ISII Group introduces Trinidad, a Spanish-made Western starring Karla Sofía Gascón and Paz Vega, as the cornerstone of a theatrical-first international plan
The Madrid-based ISII Group is stepping into the international spotlight with Trinidad, an expansive action-adventure Western that the company is marketing as its most ambitious feature to date. Directed by the duo Laura Alvea and José Ortuño, the film heads toward a Spain premiere on Nov. 13 and showcases a cast led by Karla Sofía Gascón, Paz Vega, Gabriela Andrada and Sofía Allepuz. The narrative follows a young Spanish immigrant who reinvents herself as a gunslinger in the American Old West, while a formidable adversary—played by Gascón—emerges to challenge her.
Behind the title is a newly built corporate engine. Founded in 2026 and led by CEO Silvia Carvalho, ISII Group has assembled production, distribution and financing units under one umbrella, with Deep Com Roots serving as its international sales arm. The company arrived on the market circuit earlier this year via Berlin and is preparing a Cannes presence to shop Trinidad and a broader catalogue that aims to balance artistic identity with commercial potential.
ISII Group combines several specialized labels: Inefable Productions for fiction (the producer of Trinidad), Isora Films for documentaries, Sinapsis Studios for animation and SIA Servicios Audiovisuales as the production services arm. Complementary businesses include KBCF Consulting for financial and regulatory frameworks and Divergente, a platform dedicated to short-form streaming. This integrated model reflects a deliberate theatrical-first philosophy—prioritizing cinema releases while building an infrastructure capable of shepherding projects from development through international distribution.
Carvalho positions Trinidad as the company’s flagship title, but stresses that the group is arriving at festivals with a full slate. Alongside Trinidad, ISII is showcasing completed arthouse dramas like Love on a Tightrope and Summer Days, an almost finished horror-thriller titled Restricted Area, and is preparing its first fully English-language thriller, La Cathédrale. The strategy is twofold: secure pre-market deals and leverage festival attention to build long-term distribution partnerships across territories.

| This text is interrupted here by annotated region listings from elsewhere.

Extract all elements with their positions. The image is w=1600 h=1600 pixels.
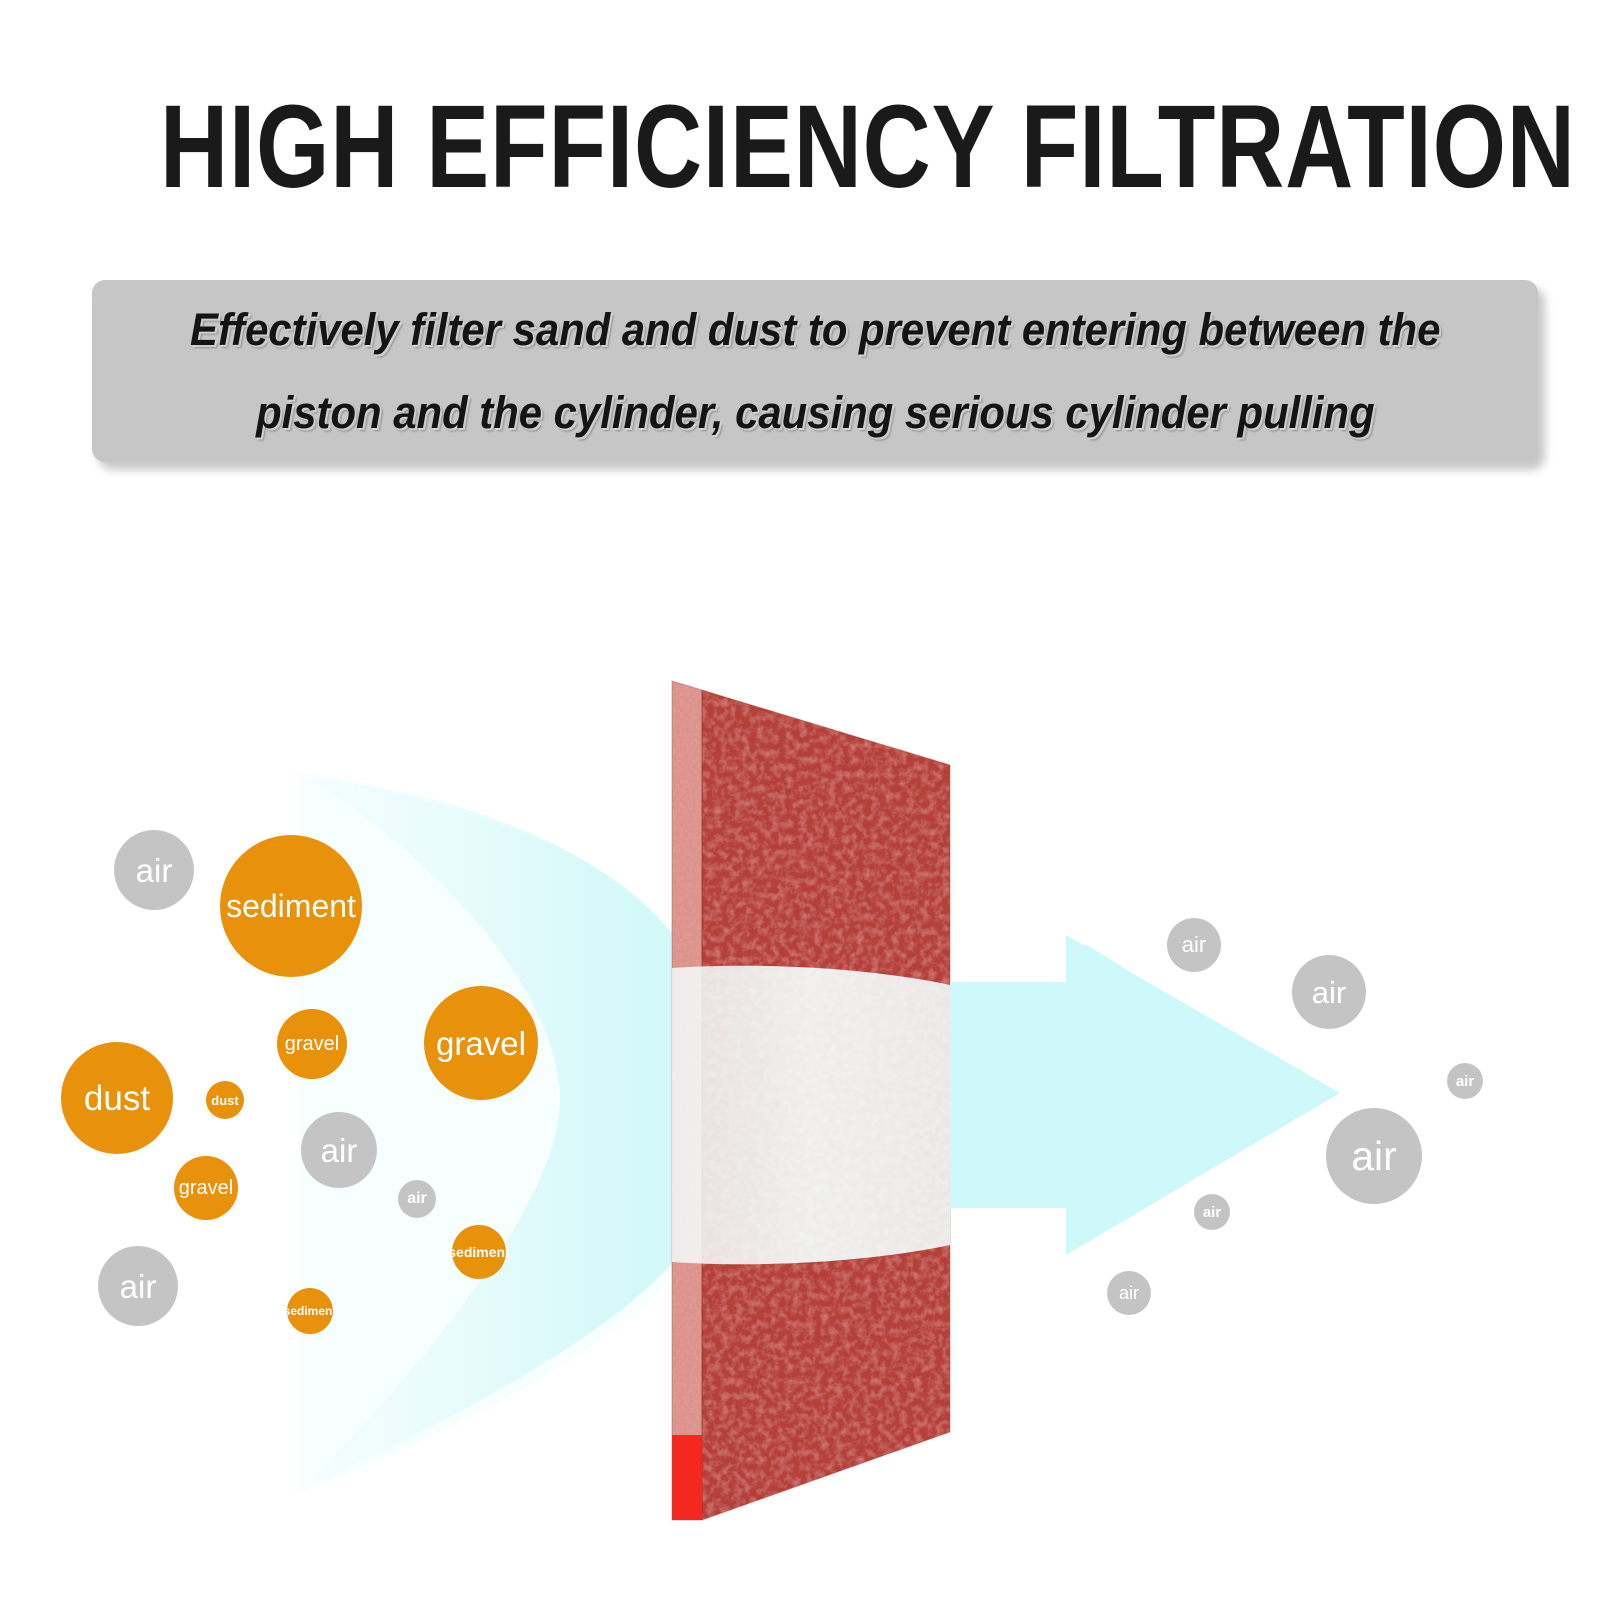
air-bubble-air-4: air [1194,1194,1230,1230]
filtration-diagram: airsedimentgravelgraveldustdustairgravel… [0,0,1600,1600]
airflow-through-filter-tint [672,966,950,1265]
particle-bubble-air-0: air [114,830,194,910]
air-bubble-air-0: air [1167,918,1221,972]
air-bubble-air-5: air [1107,1271,1151,1315]
particle-bubble-sediment-1: sediment [220,835,362,977]
filter-accent-strip [672,1435,702,1520]
particle-bubble-air-10: air [98,1246,178,1326]
particle-bubble-gravel-2: gravel [277,1009,347,1079]
particle-bubble-dust-4: dust [61,1042,173,1154]
particle-bubble-dust-5: dust [206,1081,244,1119]
particle-bubble-sediment-11: sediment [287,1288,333,1334]
particle-bubble-gravel-3: gravel [424,986,538,1100]
outlet-arrow-body [950,985,1072,1205]
air-bubble-air-1: air [1292,955,1366,1029]
particle-bubble-air-6: air [301,1112,377,1188]
diagram-svg [0,0,1600,1600]
particle-bubble-air-8: air [398,1180,436,1218]
particle-bubble-sediment-9: sediment [452,1225,506,1279]
particle-bubble-gravel-7: gravel [174,1156,238,1220]
infographic-page: HIGH EFFICIENCY FILTRATION Effectively f… [0,0,1600,1600]
air-bubble-air-3: air [1326,1108,1422,1204]
air-bubble-air-2: air [1447,1063,1483,1099]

Trinidad relocates a Spanish family to the American frontier to escape legal troubles, only to find survival through reinvention: the protagonist becomes a celebrated yet controversial gunslinger whose rise creates both loyalty and enemies. The widow Bronson, portrayed by Karla Sofía Gascón, is conceived as a cold, manipulative antagonist—a role that marks Gascón’s first major part since her acclaimed turn in Emilia Pérez. The production used the landscapes and facilities of the Canary Islands to evoke the Old West, a longstanding practice that filmmakers have used to replicate U.S. terrain with logistical efficiency.
Beyond action set pieces, the film aims to interrogate social dynamics: the script grapples with racism, misogyny, immigration and the contradiction of a society that condemns what its ancestors once embodied. The creative team has pursued a tonal blend—part genre entertainment, part social drama—hoping the picture appeals to both mainstream audiences and festival programmers. With its Nov. 13 Spain release locked in, the team is planning festival submissions and commercial windows aligned with a long-range distribution plan.
In interviews, Karla Sofía Gascón described taking on the villainous Bronson as an acting challenge: the role demanded an English-language performance with a Southern accent and required physical limitations—such as prolonged periods in a wooden chair and heavy multi-layered costumes—filmed under the heat of Gran Canaria. Gascón framed the character as intentionally exaggerated, likening her to a dark, manipulative archetype and emphasizing the contrast between the part and her own life. She also reflected on a past publicity controversy, suggesting that stepping into a clearly fictional villain offered a chance to reclaim narrative control while focusing on the craft.
Looking beyond this release, ISII Group forecasts multiple theatrical projects and an expanded production pipeline: Carvalho has outlined plans that include two upcoming high-budget pictures—Desde Arriba and a flamenco dance film, Amor de Dios—each with budgets exceeding 10 million euros. The group also lists several feature films and docuseries in various stages of development, positioning itself to pursue acquisitions for the Spanish market while building international co-productions. For ISII, Trinidad is the first public demonstration of a vertically integrated model designed to sustain both creative ambitions and commercial growth.